Conséquences chiffrées sur les prix et le pouvoir d'achat
Les effets ont été rapides et visibles : le baril de Brent a grimé jusqu'à 126 dollars et le prix de l'essence à la pompe a atteint jusqu'à 4,49 dollars le gallon à la mi-mai. Dans le même temps, l'inflation annuelle est remontée à 4,2 % en mai, tandis que les salaires nominaux progressaient de seulement 3,4 %. Ce décalage a donc provoqué une perte de pouvoir d'achat réelle pour de nombreux ménages.
- Baril de Brent : 126 $
- Prix de l'essence : 4,49 $/gallon (mi-mai)
- Inflation (annuelle, mai) : 4,2 %
- Hausse des salaires nominaux : 3,4 %
Impact politique : la promesse de « casser l'inflation » mise à l'épreuve
Réélu sur l'engagement de « casser l'inflation dès le premier jour », le président apparaît fragilisé. Les chiffres de confiance des consommateurs montrent une situation tendue : l'indicateur de l'université du Michigan remonte légèrement en juin à 49,5 points, mais reste nettement inférieur à son niveau de l'année précédente, signe d'un moral des ménages affaibli. Le coût de la vie, renforcé par la hausse de l'énergie, se traduit politiquement : les sondages fin juin le créditent d'environ 24 % d'approbation sur la gestion du coût de la vie, un score historiquement bas qui questionne la marge de manœuvre présidentielle.

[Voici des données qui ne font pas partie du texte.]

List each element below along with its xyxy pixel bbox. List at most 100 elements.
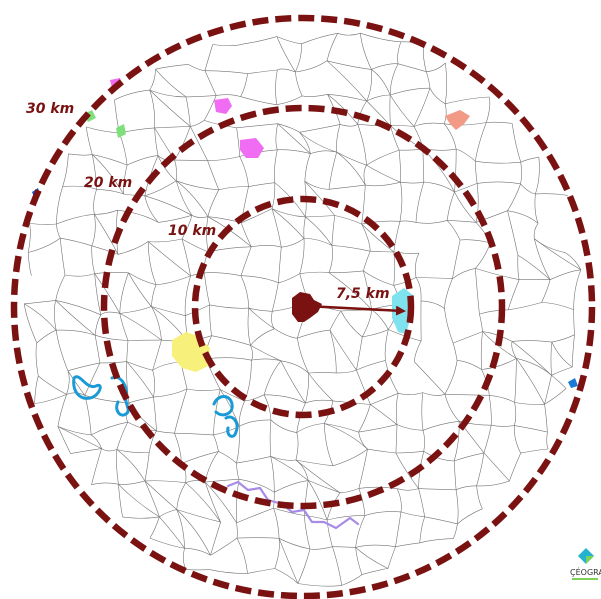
commune-boundary [271, 208, 306, 218]
salmon-commune [445, 110, 470, 130]
commune-boundary [483, 452, 510, 482]
commune-boundary [423, 181, 455, 193]
commune-boundary [399, 182, 403, 222]
commune-boundary [148, 238, 183, 243]
commune-boundary [304, 153, 311, 182]
commune-boundary [446, 191, 455, 221]
commune-boundary [123, 165, 128, 195]
commune-boundary [240, 246, 252, 276]
commune-boundary [118, 483, 160, 518]
commune-boundary [153, 388, 188, 398]
commune-boundary [444, 62, 447, 104]
commune-boundary [426, 62, 446, 72]
commune-boundary [184, 547, 211, 556]
commune-boundary [332, 546, 356, 548]
commune-boundary [176, 180, 219, 191]
commune-boundary [454, 183, 478, 193]
commune-boundary [270, 456, 296, 461]
commune-boundary [475, 210, 508, 223]
commune-boundary [271, 208, 305, 239]
commune-boundary [116, 449, 150, 454]
commune-boundary [370, 404, 398, 425]
commune-boundary [393, 221, 401, 252]
commune-boundary [486, 121, 513, 124]
commune-boundary [550, 342, 553, 376]
commune-boundary [413, 88, 431, 127]
commune-boundary [185, 95, 217, 98]
commune-boundary [483, 425, 492, 453]
commune-boundary [176, 180, 209, 217]
commune-boundary [491, 424, 515, 427]
commune-boundary [355, 515, 366, 548]
commune-boundary [277, 123, 311, 154]
commune-boundary [357, 124, 367, 166]
commune-boundary [281, 238, 305, 248]
commune-boundary [419, 538, 454, 544]
commune-boundary [456, 148, 476, 162]
commune-boundary [116, 421, 129, 450]
commune-boundary [158, 215, 192, 223]
commune-boundary [70, 448, 102, 454]
commune-boundary [357, 100, 367, 125]
commune-boundary [516, 358, 552, 376]
commune-boundary [100, 311, 120, 316]
commune-boundary [207, 156, 240, 161]
commune-boundary [91, 245, 95, 274]
commune-boundary [480, 331, 483, 370]
commune-boundary [546, 432, 549, 450]
commune-boundary [364, 511, 402, 516]
commune-boundary [295, 459, 334, 467]
commune-boundary [371, 69, 391, 96]
commune-boundary [549, 269, 581, 280]
commune-boundary [185, 482, 221, 523]
commune-boundary [204, 44, 213, 71]
commune-boundary [361, 220, 401, 225]
commune-boundary [55, 274, 66, 301]
commune-boundary [482, 331, 513, 342]
commune-boundary [358, 432, 368, 450]
commune-boundary [126, 340, 129, 362]
commune-boundary [327, 94, 358, 125]
commune-boundary [299, 132, 311, 154]
commune-boundary [174, 160, 177, 181]
commune-boundary [263, 360, 282, 395]
commune-boundary [176, 482, 186, 510]
commune-boundary [149, 69, 156, 91]
commune-boundary [363, 270, 372, 310]
commune-boundary [273, 492, 275, 509]
commune-boundary [361, 185, 366, 225]
commune-boundary [84, 362, 101, 396]
commune-boundary [94, 335, 101, 363]
commune-boundary [99, 361, 127, 364]
commune-boundary [355, 547, 389, 569]
commune-boundary [118, 484, 123, 517]
commune-boundary [240, 96, 277, 105]
distance-label: 7,5 km [336, 286, 390, 302]
commune-boundary [94, 209, 118, 215]
commune-boundary [128, 396, 154, 404]
ring-label-10km: 10 km [168, 223, 216, 239]
commune-boundary [299, 238, 305, 274]
commune-boundary [156, 275, 191, 285]
commune-boundary [326, 519, 333, 547]
commune-boundary [415, 277, 453, 279]
commune-boundary [28, 237, 61, 253]
commune-boundary [297, 583, 342, 587]
commune-boundary [240, 275, 250, 309]
commune-boundary [238, 478, 275, 493]
commune-boundary [551, 334, 575, 343]
commune-boundary [275, 69, 278, 105]
commune-boundary [365, 181, 401, 187]
commune-boundary [94, 273, 102, 315]
commune-boundary [297, 548, 311, 584]
commune-boundary [366, 94, 391, 102]
commune-boundary [27, 223, 31, 253]
commune-boundary [387, 546, 396, 569]
commune-boundary [389, 63, 399, 96]
ring-label-20km: 20 km [84, 175, 132, 191]
commune-boundary [236, 537, 248, 574]
commune-boundary [86, 126, 120, 134]
commune-boundary [295, 60, 328, 73]
commune-boundary [479, 309, 509, 315]
commune-boundary [362, 309, 372, 338]
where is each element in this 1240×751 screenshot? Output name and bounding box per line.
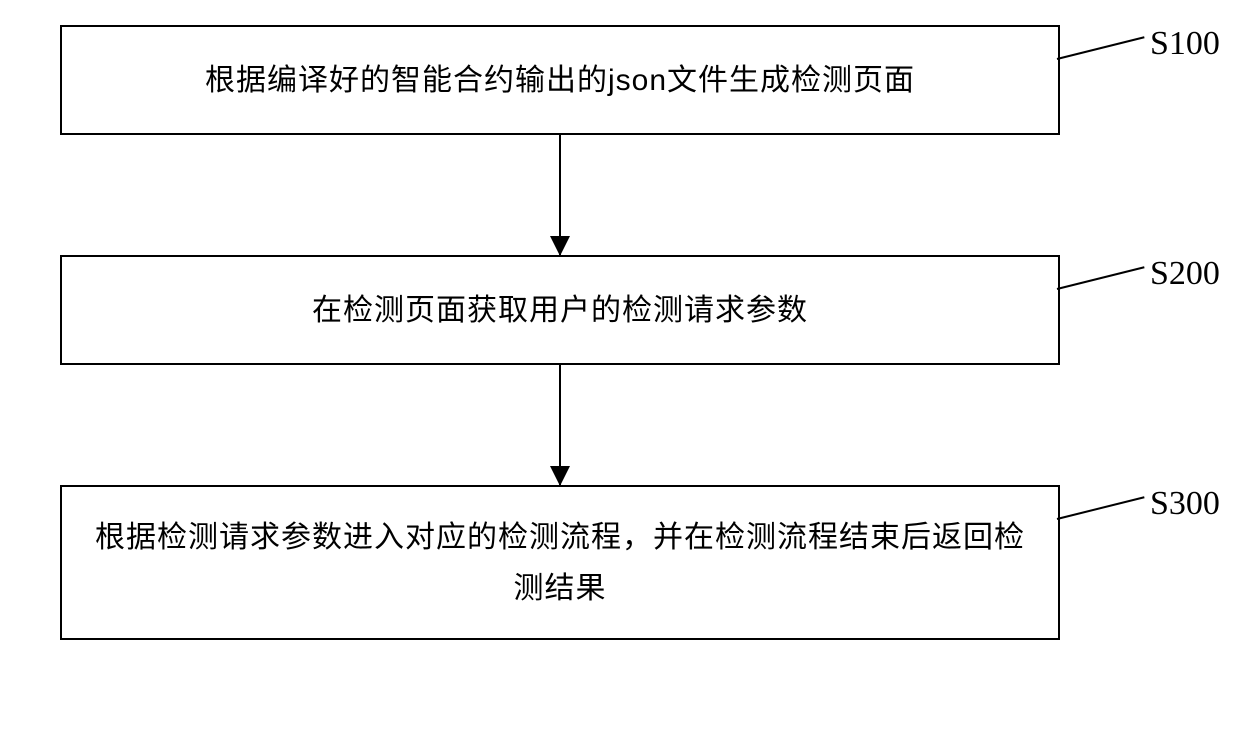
step-label-s200: S200	[1150, 255, 1220, 293]
step-box-s300: 根据检测请求参数进入对应的检测流程，并在检测流程结束后返回检测结果	[60, 485, 1060, 640]
step-box-s100: 根据编译好的智能合约输出的json文件生成检测页面	[60, 25, 1060, 135]
arrow-head-icon	[550, 236, 570, 256]
step-text-s100: 根据编译好的智能合约输出的json文件生成检测页面	[205, 55, 915, 106]
label-connector-s300	[1057, 496, 1145, 520]
step-label-s100: S100	[1150, 25, 1220, 63]
label-connector-s200	[1057, 266, 1145, 290]
step-box-s200: 在检测页面获取用户的检测请求参数	[60, 255, 1060, 365]
arrow-head-icon	[550, 466, 570, 486]
step-label-s300: S300	[1150, 485, 1220, 523]
arrow-s200-s300	[60, 365, 1060, 485]
step-text-s200: 在检测页面获取用户的检测请求参数	[312, 285, 808, 336]
flowchart-container: 根据编译好的智能合约输出的json文件生成检测页面 S100 在检测页面获取用户…	[60, 25, 1180, 640]
label-connector-s100	[1057, 36, 1145, 60]
arrow-s100-s200	[60, 135, 1060, 255]
step-text-s300: 根据检测请求参数进入对应的检测流程，并在检测流程结束后返回检测结果	[92, 512, 1028, 614]
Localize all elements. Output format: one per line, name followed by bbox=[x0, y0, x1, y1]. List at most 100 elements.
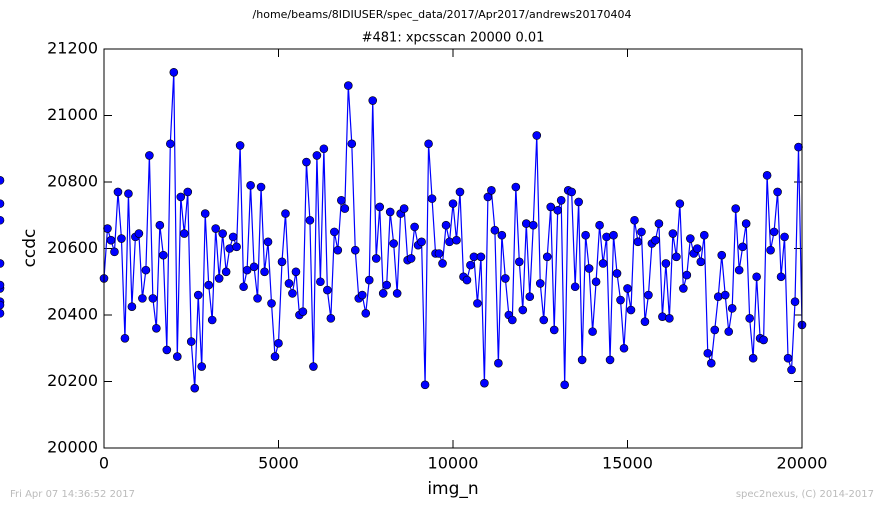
y-tick-label: 20000 bbox=[47, 438, 98, 457]
data-point bbox=[347, 139, 357, 149]
data-point bbox=[476, 252, 486, 262]
data-point bbox=[312, 151, 322, 160]
data-point bbox=[532, 131, 542, 140]
data-point bbox=[480, 378, 489, 388]
data-point bbox=[267, 299, 276, 308]
data-point bbox=[232, 242, 241, 252]
x-tick-label: 15000 bbox=[602, 454, 653, 473]
data-point bbox=[783, 353, 793, 363]
data-point bbox=[326, 314, 336, 323]
data-point bbox=[598, 259, 608, 268]
data-point bbox=[183, 187, 193, 197]
data-point bbox=[644, 290, 653, 300]
data-point bbox=[389, 239, 398, 248]
data-point bbox=[567, 187, 576, 197]
data-point bbox=[190, 383, 200, 393]
data-point bbox=[441, 220, 451, 230]
data-point bbox=[141, 265, 151, 275]
data-point bbox=[138, 294, 147, 303]
data-point bbox=[445, 237, 454, 247]
data-point bbox=[748, 353, 758, 363]
data-point bbox=[0, 215, 5, 225]
data-point bbox=[703, 348, 713, 358]
data-point bbox=[752, 272, 761, 282]
data-point bbox=[103, 224, 112, 233]
data-point bbox=[494, 358, 503, 368]
data-point bbox=[427, 194, 437, 203]
data-point bbox=[155, 220, 165, 230]
data-point bbox=[672, 252, 681, 262]
data-point bbox=[605, 355, 615, 365]
data-point bbox=[780, 232, 789, 242]
data-point bbox=[0, 176, 5, 185]
data-point bbox=[225, 244, 234, 253]
data-point bbox=[410, 222, 419, 232]
data-point bbox=[706, 358, 716, 368]
data-point bbox=[654, 219, 664, 228]
data-point bbox=[193, 290, 203, 300]
data-point bbox=[713, 292, 723, 302]
data-point bbox=[462, 275, 472, 285]
data-point bbox=[197, 362, 207, 371]
data-point bbox=[371, 254, 381, 263]
data-point bbox=[727, 304, 737, 313]
data-point bbox=[235, 141, 245, 150]
data-point bbox=[766, 245, 775, 255]
data-point bbox=[291, 267, 301, 277]
data-point bbox=[298, 307, 308, 316]
data-point bbox=[124, 189, 133, 198]
data-point bbox=[720, 290, 730, 300]
data-point bbox=[553, 205, 563, 215]
data-point bbox=[357, 290, 367, 300]
data-point bbox=[518, 305, 528, 315]
data-point bbox=[612, 269, 622, 278]
plot-frame bbox=[103, 48, 803, 449]
data-point bbox=[692, 244, 702, 253]
x-axis-label: img_n bbox=[427, 479, 478, 499]
data-point bbox=[497, 230, 507, 240]
data-point bbox=[214, 274, 224, 283]
data-point bbox=[542, 252, 552, 262]
data-point bbox=[535, 279, 545, 288]
data-point bbox=[515, 257, 524, 267]
data-point bbox=[679, 284, 688, 293]
data-point bbox=[630, 215, 639, 225]
data-point bbox=[305, 215, 315, 225]
data-point bbox=[619, 343, 629, 353]
data-point bbox=[253, 294, 262, 303]
data-point bbox=[288, 289, 297, 298]
data-point bbox=[668, 229, 678, 238]
data-point bbox=[424, 139, 433, 149]
data-point bbox=[263, 237, 273, 247]
data-point bbox=[731, 204, 740, 213]
data-point bbox=[483, 192, 493, 202]
data-point bbox=[539, 315, 549, 325]
data-point bbox=[270, 352, 280, 361]
data-point bbox=[110, 247, 119, 257]
data-point bbox=[186, 337, 196, 346]
data-point bbox=[794, 142, 803, 152]
data-point bbox=[651, 235, 660, 245]
data-point bbox=[242, 265, 252, 275]
data-point bbox=[738, 242, 747, 252]
chart-title: #481: xpcsscan 20000 0.01 bbox=[362, 31, 545, 46]
data-point bbox=[769, 227, 779, 237]
data-point bbox=[0, 280, 5, 290]
data-point bbox=[591, 277, 601, 287]
data-point bbox=[0, 259, 5, 268]
data-point bbox=[549, 325, 559, 335]
x-tick-label: 20000 bbox=[777, 454, 828, 473]
data-point bbox=[392, 289, 402, 298]
data-point bbox=[574, 197, 583, 207]
data-point bbox=[246, 181, 255, 190]
data-point bbox=[378, 289, 388, 298]
data-point bbox=[406, 254, 416, 263]
data-point bbox=[577, 355, 587, 365]
data-point bbox=[623, 284, 632, 293]
data-point bbox=[570, 282, 580, 292]
data-point bbox=[319, 144, 329, 154]
data-point bbox=[340, 204, 350, 213]
data-point bbox=[169, 67, 179, 77]
data-point bbox=[724, 327, 734, 336]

Un sursaut temporaire grâce à la détente diplomatique
Le retour à une détente partielle a été permis par la signature d'un mémorandum d'entente fragile entre Washington et Téhéran le 17 juin, qui a contribué à relâcher les tensions sur le trafic pétrolier et à faire redescendre les prix de l'essence sous la barre des 4 dollars le gallon. Mais ce répit demeure fragile et l'effet politique négatif demeure, la perception de la population ayant déjà été altérée par la période d'inflation plus élevée.
Conséquences à plus long terme et enjeux électoraux
Sur le plan macroéconomique, un regain d'inflation dû à un choc pétrolier complique la tâche des autorités monétaires et réduit l'espace pour des baisses de taux. Sur le plan politique, la montée des prix alimentaires et de l'énergie pèse directement sur la popularité du président et pourrait avoir des répercussions durables sur le soutien électoral, au-delà des lignes partisanes.
Tableau récapitulatif
| Indicateur | Valeur |
|---|---|
| Baril de Brent | 126 $ |
| Prix essence (mi-mai) | 4,49 $/gallon |
| Inflation (annuelle, mai) | 4,2 % |
| Hausse salaires nominaux | 3,4 % |
| Indice confiance consommateur (Michigan, juin) | 49,5 |
| Approbation gestion coût de la vie | 24 % |
Au final, le récent épisode montre combien la trajectoire économique intérieure d'une grande puissance dépend de facteurs externes et géopolitiques. Pour les ménages américains, la réalité se traduit en prix à la pompe et en perte de pouvoir d'achat ; pour la présidence, elle se traduit par une crédibilité économique mise à rude épreuve.